(Also - you can contribute to making the "Bidder 70" documentary.)
Tim DeChristopher is scheduled to be sentenced in a Salt Lake City courtroom by U.S. District Judge Dee Benson on July 26. He faces up to 10 years in prison and a $750,000 fine for fraudulently bidding in December 2008 on parcels of land, including areas around eastern Utah’s national parks, which were being sold off by the Bush administration to the oil and natural gas industry. As Bidder No. 70, he drove up the prices of some of the bids and won more than a dozen other parcels for $1.8 million. The government is asking Judge Benson to send DeChristopher to prison for four and a half years.
DeChristopher said:
...the judge refused to let DeChristopher’s defense team inform the jury that the auction was later overturned and declared illegal. The judge also refused to let the defense team inform the jury that DeChristopher had raised the money for the initial payment and offered it to the Bureau of Land Management (BLM), which then refused to accept it.

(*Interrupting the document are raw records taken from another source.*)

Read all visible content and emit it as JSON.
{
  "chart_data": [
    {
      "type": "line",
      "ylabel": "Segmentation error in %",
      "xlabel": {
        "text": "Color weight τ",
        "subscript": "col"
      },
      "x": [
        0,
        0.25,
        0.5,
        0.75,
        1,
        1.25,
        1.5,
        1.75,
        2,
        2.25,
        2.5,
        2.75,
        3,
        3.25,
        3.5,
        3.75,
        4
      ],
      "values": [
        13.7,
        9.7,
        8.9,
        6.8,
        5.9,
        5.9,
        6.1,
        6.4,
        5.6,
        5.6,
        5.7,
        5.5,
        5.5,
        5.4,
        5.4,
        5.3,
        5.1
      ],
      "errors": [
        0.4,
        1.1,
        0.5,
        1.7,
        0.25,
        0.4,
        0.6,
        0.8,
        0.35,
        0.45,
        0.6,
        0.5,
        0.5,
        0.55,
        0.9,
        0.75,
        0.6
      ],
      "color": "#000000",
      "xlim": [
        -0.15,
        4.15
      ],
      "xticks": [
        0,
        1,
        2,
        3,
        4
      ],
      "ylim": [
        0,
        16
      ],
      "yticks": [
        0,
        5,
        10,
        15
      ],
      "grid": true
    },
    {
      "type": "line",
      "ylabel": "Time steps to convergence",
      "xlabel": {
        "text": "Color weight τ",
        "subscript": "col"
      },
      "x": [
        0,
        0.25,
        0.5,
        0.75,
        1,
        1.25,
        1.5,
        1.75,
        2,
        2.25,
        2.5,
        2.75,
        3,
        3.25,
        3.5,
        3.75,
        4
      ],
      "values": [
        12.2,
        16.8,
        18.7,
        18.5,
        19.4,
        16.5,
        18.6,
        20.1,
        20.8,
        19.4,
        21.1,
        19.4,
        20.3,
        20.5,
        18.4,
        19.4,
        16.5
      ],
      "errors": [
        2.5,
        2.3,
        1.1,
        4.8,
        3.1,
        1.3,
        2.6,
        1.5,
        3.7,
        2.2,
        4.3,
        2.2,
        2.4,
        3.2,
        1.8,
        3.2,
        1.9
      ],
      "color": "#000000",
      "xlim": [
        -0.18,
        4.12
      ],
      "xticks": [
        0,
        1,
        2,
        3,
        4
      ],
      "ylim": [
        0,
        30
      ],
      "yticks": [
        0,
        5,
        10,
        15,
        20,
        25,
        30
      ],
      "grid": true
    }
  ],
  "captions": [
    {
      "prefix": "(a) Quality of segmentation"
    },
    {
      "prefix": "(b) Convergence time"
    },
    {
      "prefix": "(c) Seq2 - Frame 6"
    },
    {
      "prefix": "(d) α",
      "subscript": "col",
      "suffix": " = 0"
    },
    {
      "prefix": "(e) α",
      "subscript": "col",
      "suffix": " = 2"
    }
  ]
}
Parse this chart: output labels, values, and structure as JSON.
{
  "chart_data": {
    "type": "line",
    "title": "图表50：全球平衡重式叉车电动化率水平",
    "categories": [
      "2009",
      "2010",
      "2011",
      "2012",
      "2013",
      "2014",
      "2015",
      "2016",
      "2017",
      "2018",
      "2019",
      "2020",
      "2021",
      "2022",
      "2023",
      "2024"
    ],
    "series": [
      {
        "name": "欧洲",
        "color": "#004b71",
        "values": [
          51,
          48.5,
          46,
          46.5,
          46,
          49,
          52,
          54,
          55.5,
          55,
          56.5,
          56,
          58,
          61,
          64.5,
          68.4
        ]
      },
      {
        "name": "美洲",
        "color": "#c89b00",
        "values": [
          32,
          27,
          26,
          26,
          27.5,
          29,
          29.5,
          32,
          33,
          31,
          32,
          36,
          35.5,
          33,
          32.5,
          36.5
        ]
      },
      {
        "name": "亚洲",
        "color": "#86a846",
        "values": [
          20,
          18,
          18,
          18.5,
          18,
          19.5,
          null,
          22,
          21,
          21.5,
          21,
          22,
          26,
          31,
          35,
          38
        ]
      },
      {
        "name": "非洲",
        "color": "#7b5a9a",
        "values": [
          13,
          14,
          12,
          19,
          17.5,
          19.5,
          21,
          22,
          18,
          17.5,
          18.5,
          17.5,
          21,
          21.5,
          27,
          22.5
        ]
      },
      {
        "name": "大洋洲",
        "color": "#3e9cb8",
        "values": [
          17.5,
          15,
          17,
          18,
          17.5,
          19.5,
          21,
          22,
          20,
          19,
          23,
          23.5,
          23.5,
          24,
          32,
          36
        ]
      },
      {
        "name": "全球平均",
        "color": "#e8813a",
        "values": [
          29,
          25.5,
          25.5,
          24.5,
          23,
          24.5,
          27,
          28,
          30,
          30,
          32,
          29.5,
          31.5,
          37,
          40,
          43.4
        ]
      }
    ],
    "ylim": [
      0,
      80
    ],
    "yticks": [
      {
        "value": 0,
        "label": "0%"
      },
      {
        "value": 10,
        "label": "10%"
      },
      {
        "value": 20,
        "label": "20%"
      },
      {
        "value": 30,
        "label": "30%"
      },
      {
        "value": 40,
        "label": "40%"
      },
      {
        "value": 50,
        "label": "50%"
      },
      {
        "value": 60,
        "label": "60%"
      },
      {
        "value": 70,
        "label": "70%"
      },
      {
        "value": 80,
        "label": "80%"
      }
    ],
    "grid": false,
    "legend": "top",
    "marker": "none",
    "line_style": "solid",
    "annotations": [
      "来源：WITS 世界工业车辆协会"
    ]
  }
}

"A lot of folks like Jim Hansen admit it off the record, but won’t say it publicly, that it is actually too late for any amount of emission reductions to prevent some sort of collapse of our industrial civilization. That certainly doesn’t mean all is lost. It means we are in a position where we are definitely going to be navigating the most intense period of change humanity has ever seen. What that means for us is that it really matters who is in charge during that intense period of change. It means that things are going to be desperate.”“Generally in desperate times those in power do desperate things to hold on to their power in the name of order and security,” he went on. “That is when things have gotten really ugly in the localized examples of collapse that we have in history, whether they were economically induced as in Germany in the 1930s or environmentally induced as in Darfur. Rather than an opportunity for mass reflection, which it could be, where we could say we had this coming because of fundamental flaws in the way we structured our society, that maybe greed and competition were not the best values to base everything off of, rather than doing that, it is much more common in those historical examples to say, ‘Oh, it was because of those people.’ A class of people was scapegoated. The powerful said, ‘Those are the people who are causing our problems and if we take it out on them we can maintain order and security for the rest of us.’ That is when things get really ugly and dehumanizing.”
and
“Our strategies must be to not only change our energy system and food system, but to change our power structures ... We shouldn’t be looking for the big corporations running the show to become a little greener and cleaner. We should be overthrowing those corporations running our government."
2 comments:
High price to pay, but I wonder if the auctions would have been overturned, if he hadn't been there. Did they subsequently reopen the auctions?
> Did they subsequently reopen the auctions?
I'm pretty sure not, since it was declared illegal, and I wouldn't expect (& haven't seen indications) that it'd be rescinded.